Posted: Tuesday, January 21, 2014 in Resolutions

download15. Resolved, Never to suffer the least motions of anger towards irrational beings.

Does Edwards suggest that man can be irrational? Along with being known as one of the greatest theologians and pastors to ever live, Edwards was also known to be one of the foremost philosophers of the 18th century. He dealt with the mind frequently – sinful minds and sinful hearts. He knew man’s propensity to go to any lengths to win an argument, often stating and overstating absurdities in an effort to prove a point.

We would do well to consider Edwards’ thoughts concerning himself in this matter. He examined himself and he knew himself – sometimes “after the fact.” This resolution goes along with the prior resolve on revenge and the next one regarding evil speech. Edwards struggled with relationships and admitted in his diaries that he needed more gentleness. In Marsden’s biography on Edwards we read that his intellectual brilliance “did not translate into being liked by his peers.” Edwards was very serious-minded in all things, sometimes to a fault, and he considered any light-hearted behavior to be useless. Because of this he was regarded by some as a snob.

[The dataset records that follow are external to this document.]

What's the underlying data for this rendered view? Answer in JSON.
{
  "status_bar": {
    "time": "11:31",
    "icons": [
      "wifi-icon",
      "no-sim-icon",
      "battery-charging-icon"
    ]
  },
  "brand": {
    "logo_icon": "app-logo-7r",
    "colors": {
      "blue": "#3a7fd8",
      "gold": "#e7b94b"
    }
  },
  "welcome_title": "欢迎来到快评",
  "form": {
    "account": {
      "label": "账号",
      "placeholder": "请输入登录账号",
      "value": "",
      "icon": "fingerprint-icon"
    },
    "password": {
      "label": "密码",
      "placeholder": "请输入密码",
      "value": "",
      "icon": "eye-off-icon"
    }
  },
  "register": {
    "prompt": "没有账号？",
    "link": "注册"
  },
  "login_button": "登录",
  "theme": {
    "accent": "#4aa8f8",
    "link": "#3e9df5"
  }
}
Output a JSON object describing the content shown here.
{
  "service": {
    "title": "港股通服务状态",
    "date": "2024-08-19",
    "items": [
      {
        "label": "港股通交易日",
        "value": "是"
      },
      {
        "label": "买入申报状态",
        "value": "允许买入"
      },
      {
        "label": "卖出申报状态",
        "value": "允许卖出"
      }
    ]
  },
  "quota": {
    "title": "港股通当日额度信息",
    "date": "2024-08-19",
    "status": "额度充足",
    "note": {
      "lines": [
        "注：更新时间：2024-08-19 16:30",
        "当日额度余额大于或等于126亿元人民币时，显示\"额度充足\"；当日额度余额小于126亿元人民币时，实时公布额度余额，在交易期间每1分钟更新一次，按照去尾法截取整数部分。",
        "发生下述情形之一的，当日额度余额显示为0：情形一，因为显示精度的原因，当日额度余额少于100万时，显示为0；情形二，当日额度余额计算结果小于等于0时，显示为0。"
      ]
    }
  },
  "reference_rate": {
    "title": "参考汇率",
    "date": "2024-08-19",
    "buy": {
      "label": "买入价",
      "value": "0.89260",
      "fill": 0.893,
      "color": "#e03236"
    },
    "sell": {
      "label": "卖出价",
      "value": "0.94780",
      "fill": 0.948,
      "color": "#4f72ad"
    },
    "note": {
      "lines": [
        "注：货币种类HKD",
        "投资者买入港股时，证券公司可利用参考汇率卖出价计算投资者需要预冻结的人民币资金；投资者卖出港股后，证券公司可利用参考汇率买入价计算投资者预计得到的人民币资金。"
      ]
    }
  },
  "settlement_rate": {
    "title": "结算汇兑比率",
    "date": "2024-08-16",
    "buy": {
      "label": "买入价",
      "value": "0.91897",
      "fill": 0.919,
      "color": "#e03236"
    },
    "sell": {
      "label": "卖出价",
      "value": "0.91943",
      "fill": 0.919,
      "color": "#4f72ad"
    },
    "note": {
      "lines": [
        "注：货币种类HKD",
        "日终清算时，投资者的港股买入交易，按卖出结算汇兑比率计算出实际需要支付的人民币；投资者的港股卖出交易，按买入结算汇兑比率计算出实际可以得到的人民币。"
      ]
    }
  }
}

This perhaps birthed this resolution. There may be a bit of sarcasm mixed with genuineness here. As a pastor, he was faced with troublesome people in his church, people that tested his patience and temper. We conclude such from his diary, “Thursday night, July 11. This day, too impatient at the church meeting. Snares and briars have been in my way this afternoon. It is good, at such times, for one to manifest good nature, even to one’s disadvantage, and so would be imprudent, at other times.” Edwards suggests a remedy for “anger towards irrational beings” – “It is good, at such times, to manifest good nature (remember when mom used to tell you to step away and count to 10), even to one’s disadvantage.” That is truly self-denial and self-control.

So as we examine ourselves today, I ask, “How is it with your temper?” Remember, temper is necessary to strengthen us. It is when our temper is “bad” that we demonstrate weakness that can so easily lead to sin – to “anger towards irrational beings.” Self-control is also called “temperance.”

So – Take a deep breath! Then act, rather than react.